The first response is to examine ourselves to see if the life we live gives evidence that we belong to God. Do we show that we trust God in all of life? Do we demonstrate trust that he promises to care for us, by having peace in turmoil and hope when we lack? Do we demonstrate, by obedience, that we believe that God has our best in mind when He says, avoid immorality, wait until marriage, do not be drunk with wine? Do we demonstrate by obedience that we believe that love will win the day rather than revenge and hatred? Do show by obedience that we believe that forgiveness is better than anger and that living for God is better than living for self? Do we demonstrate faith by engaging not only in random acts of kindness, but in consistent acts of kindness?

            Two people who work together were having lunch together. One was a believer and the other was not. The unbeliever told the believer that she saw in her and another Christian co-worker a vibrant Christianity that was attractive to her. Is our genuine faith evident in a vibrant Christian life?

            Elton Trueblood has said, “Our faith becomes practical when it is expressed in two books:  the date book and the check book.” If someone would examine our date book and our check book, would our faith be evident?

            If we fail the test, we need to be saved. We need to confess our sin and ask God to forgive us, accept us, fill us with His Spirit and become Lord of our life.

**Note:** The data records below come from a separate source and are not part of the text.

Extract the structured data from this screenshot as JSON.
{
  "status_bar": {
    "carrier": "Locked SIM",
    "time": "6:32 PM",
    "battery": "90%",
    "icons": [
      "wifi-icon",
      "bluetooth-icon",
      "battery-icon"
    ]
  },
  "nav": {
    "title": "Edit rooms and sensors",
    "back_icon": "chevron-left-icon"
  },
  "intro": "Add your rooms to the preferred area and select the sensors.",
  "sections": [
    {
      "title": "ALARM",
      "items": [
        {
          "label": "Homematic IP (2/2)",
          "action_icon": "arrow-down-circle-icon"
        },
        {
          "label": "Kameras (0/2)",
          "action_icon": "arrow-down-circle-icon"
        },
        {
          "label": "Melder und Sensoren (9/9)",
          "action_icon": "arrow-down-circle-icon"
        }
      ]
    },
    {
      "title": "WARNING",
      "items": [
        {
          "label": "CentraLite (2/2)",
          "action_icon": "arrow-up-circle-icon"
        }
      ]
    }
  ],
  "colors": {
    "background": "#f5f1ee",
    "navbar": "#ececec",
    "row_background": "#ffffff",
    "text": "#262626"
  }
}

            If we pass the test, we need to continue to answer the inner voice which prompts us to deeds. We need to grow in our understanding of what obedience means as God works in our life. Some people come to the conclusion that they need to lose a little weight. They go on a diet and the results are amazing, but the diet is a contrived matter which is an exception to their lifestyle. In order to lose weight and keep it off, certain habits must become a part of a lifestyle otherwise you go through cycles of losing and gaining weight. In the same way, new ways of obedience must become part of our lifestyle as we are prompted by the life-giving Spirit of God who has made us and is remaking us. What are the deeds of obedience which must become a part of our lifestyle because of our faith?

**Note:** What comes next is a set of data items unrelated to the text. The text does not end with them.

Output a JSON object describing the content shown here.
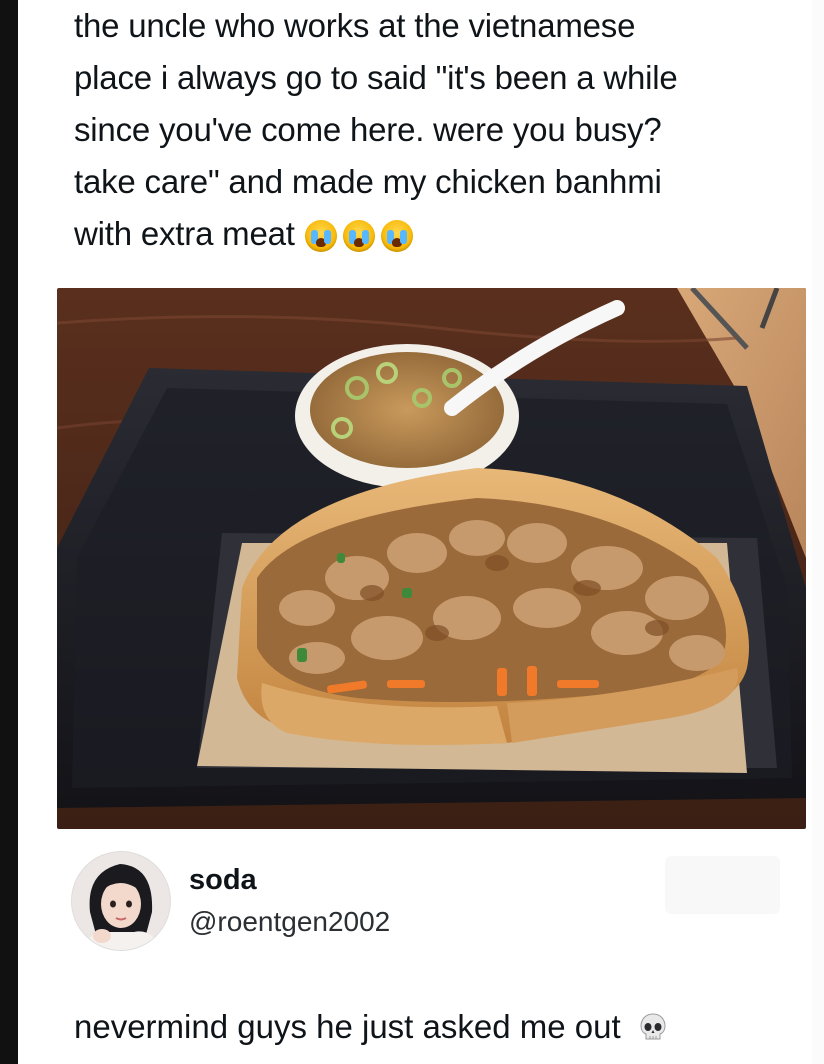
{
  "post": {
    "lines": [
      "the uncle who works at the vietnamese",
      "place i always go to said \"it's been a while",
      "since you've come here. were you busy?",
      "take care\" and made my chicken banhmi",
      "with extra meat"
    ],
    "trailing_emoji": [
      "loudly-crying-face",
      "loudly-crying-face",
      "loudly-crying-face"
    ]
  },
  "author": {
    "name": "soda",
    "handle": "@roentgen2002"
  },
  "reply": {
    "text": "nevermind guys he just asked me out",
    "emoji": "skull"
  },
  "colors": {
    "text": "#0f1419",
    "handle": "#2a2f33",
    "tray": "#1b1c22",
    "table": "#6b3a24",
    "bread": "#d9a05c",
    "carrot": "#f07a2a"
  }
}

The following poem is by James S. Hewett, Illustrations Unlimited (Wheaton: Tyndale House Publishers, Inc, 1988), p. 423.

We cannot merely pray to You, O God, to end war;

 For we know that You have made the world in a way

 That man must find his own path to peace

 Within himself and with his neighbor.

 We cannot merely pray to You, O God, to end starvation;

 For you have given us the resources

 With which to feed the entire world

 If we would only use them wisely.

 We cannot merely pray to You, O God,

 To root out prejudice,

 For You have already given us eyes

 With which to see the good in all men

 If we would only use them rightly.

 We cannot merely pray to You, O God, to end despair,

 For You have already given us the power

 To clear away slums and to give hope

 If we would only use our power justly.

 We cannot merely pray to You, O God, to end disease,

 For you have already given us great minds with which

 To search out cures and healing,

 If we would only use them constructively.

 Therefore we pray to You instead, O God,

 For strength, determination, and willpower,

 To do, instead of just to pray,

 To become, instead of merely to wish.